Posted: Wed Mar 26, 2008 9:14 pm
Good luck, to all of us and fingers crossed, I felt so isolated until I found this site. I feel so bad as I get so jealous of my friends who get pregnant, I can't bear to be around them, it's so hard and I feel like a bad person for feeling that way. It's hard to stay strong all of the time. But will get through this am determined! heres hoping for all of usxxx
Posted: Thu Mar 27, 2008 10:25 am
I feel the same as everyone on here and I am also so glad I found this site, it is so much easier to talk to people who are in the same position as myself. My best friend is pregnant at the moment, she started trying the month before me and caught after 6 months, she is now in full bloom and so excited and I am pleased for her but I sometimes don't want to see her cause it reminds me of what I have not got, I feel terrible and so guilty that I feel this way but cannot help it. It's good to know that we can all 'sound off' when we need to!

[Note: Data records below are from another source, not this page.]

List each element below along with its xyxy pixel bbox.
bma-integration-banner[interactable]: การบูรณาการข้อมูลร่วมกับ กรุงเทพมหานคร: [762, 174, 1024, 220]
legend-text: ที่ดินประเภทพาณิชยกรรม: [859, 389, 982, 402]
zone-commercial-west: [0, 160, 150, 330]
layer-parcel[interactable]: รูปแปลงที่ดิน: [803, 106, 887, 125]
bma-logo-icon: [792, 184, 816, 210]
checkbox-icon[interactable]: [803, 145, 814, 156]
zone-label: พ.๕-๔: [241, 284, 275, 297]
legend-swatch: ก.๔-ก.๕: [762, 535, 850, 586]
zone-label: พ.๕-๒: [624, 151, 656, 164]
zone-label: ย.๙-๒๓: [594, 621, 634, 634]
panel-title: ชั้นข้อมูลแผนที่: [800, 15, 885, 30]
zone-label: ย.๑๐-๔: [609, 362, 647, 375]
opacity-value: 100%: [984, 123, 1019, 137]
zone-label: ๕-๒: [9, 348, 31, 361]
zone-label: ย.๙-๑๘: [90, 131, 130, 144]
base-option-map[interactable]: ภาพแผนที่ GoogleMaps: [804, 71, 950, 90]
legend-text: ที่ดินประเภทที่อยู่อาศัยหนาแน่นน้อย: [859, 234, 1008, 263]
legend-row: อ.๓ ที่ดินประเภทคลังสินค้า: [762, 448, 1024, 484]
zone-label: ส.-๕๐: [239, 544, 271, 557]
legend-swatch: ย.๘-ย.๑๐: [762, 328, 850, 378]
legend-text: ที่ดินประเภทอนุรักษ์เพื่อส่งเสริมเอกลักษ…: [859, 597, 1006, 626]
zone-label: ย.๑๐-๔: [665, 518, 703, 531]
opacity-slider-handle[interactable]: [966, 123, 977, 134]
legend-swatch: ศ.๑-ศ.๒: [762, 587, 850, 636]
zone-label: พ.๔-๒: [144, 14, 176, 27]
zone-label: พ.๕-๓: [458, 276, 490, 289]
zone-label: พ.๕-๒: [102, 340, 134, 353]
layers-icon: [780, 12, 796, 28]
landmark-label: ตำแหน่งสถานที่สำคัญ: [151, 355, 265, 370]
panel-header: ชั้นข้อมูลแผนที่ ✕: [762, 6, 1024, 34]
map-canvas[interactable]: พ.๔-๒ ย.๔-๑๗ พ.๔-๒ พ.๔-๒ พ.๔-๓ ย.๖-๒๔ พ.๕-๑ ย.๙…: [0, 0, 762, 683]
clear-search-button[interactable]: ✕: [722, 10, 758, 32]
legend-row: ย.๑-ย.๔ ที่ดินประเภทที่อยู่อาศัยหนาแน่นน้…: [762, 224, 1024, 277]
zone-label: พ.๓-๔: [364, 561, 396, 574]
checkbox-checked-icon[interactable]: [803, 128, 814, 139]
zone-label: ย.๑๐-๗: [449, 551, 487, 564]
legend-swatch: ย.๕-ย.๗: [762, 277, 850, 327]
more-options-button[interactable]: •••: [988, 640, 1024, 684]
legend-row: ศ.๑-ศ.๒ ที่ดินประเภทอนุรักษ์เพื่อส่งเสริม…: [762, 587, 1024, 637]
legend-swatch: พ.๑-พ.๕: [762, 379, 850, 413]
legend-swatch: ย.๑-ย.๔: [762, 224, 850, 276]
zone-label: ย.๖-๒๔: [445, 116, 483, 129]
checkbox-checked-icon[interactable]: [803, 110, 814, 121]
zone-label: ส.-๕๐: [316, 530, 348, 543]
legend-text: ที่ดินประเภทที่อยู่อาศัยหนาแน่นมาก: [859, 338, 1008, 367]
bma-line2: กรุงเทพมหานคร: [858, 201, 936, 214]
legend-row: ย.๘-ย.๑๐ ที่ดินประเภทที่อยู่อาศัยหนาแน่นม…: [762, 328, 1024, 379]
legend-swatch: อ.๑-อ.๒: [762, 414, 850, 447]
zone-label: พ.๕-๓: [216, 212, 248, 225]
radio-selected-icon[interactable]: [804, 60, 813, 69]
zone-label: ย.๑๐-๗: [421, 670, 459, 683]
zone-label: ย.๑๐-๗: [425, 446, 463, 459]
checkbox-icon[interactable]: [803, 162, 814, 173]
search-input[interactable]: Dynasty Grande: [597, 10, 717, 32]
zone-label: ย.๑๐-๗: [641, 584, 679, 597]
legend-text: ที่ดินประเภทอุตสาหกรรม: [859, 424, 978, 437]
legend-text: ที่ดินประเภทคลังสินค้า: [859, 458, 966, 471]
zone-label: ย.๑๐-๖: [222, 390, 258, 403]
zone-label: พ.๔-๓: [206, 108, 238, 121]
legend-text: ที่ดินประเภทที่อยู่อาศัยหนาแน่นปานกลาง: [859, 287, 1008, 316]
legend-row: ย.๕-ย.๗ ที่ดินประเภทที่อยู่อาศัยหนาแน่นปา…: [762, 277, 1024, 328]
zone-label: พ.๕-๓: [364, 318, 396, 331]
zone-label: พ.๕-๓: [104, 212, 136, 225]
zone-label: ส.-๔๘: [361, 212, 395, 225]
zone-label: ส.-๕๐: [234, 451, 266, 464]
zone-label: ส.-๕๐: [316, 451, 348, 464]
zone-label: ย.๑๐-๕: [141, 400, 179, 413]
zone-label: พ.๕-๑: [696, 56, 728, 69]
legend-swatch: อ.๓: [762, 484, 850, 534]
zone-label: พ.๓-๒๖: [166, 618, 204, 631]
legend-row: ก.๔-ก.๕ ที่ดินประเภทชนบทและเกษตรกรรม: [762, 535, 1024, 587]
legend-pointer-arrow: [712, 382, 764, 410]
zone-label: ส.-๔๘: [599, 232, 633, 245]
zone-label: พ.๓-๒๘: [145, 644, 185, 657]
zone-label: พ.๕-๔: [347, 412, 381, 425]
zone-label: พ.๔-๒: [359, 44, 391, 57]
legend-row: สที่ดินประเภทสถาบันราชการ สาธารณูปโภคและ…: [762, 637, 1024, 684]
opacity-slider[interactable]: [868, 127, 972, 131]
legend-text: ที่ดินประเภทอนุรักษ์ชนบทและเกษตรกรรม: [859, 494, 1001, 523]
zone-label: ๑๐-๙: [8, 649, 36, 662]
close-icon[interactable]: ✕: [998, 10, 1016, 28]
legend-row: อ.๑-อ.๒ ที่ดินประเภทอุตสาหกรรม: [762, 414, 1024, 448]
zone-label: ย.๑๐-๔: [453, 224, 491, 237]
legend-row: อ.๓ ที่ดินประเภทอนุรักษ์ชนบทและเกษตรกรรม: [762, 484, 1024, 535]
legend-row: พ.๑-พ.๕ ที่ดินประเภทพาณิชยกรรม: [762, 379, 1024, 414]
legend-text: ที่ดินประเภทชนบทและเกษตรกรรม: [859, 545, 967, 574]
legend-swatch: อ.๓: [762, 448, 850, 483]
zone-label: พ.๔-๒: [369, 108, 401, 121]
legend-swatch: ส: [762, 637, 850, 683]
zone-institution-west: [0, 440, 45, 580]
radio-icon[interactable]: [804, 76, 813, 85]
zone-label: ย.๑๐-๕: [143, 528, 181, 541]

Posted: Thu Mar 27, 2008 8:12 pm
I'm so glad to have found this site too. It's great to read all the posts from women in a similar situation. I've been ttc since June 07 and although its not even a year yet, it feels like an eternity! My spotting before my period has started today, so there's another month gone. It's really hard to not think about it all the time. My OH tries his best but he just doesn't seem to understand why I get so upset about it.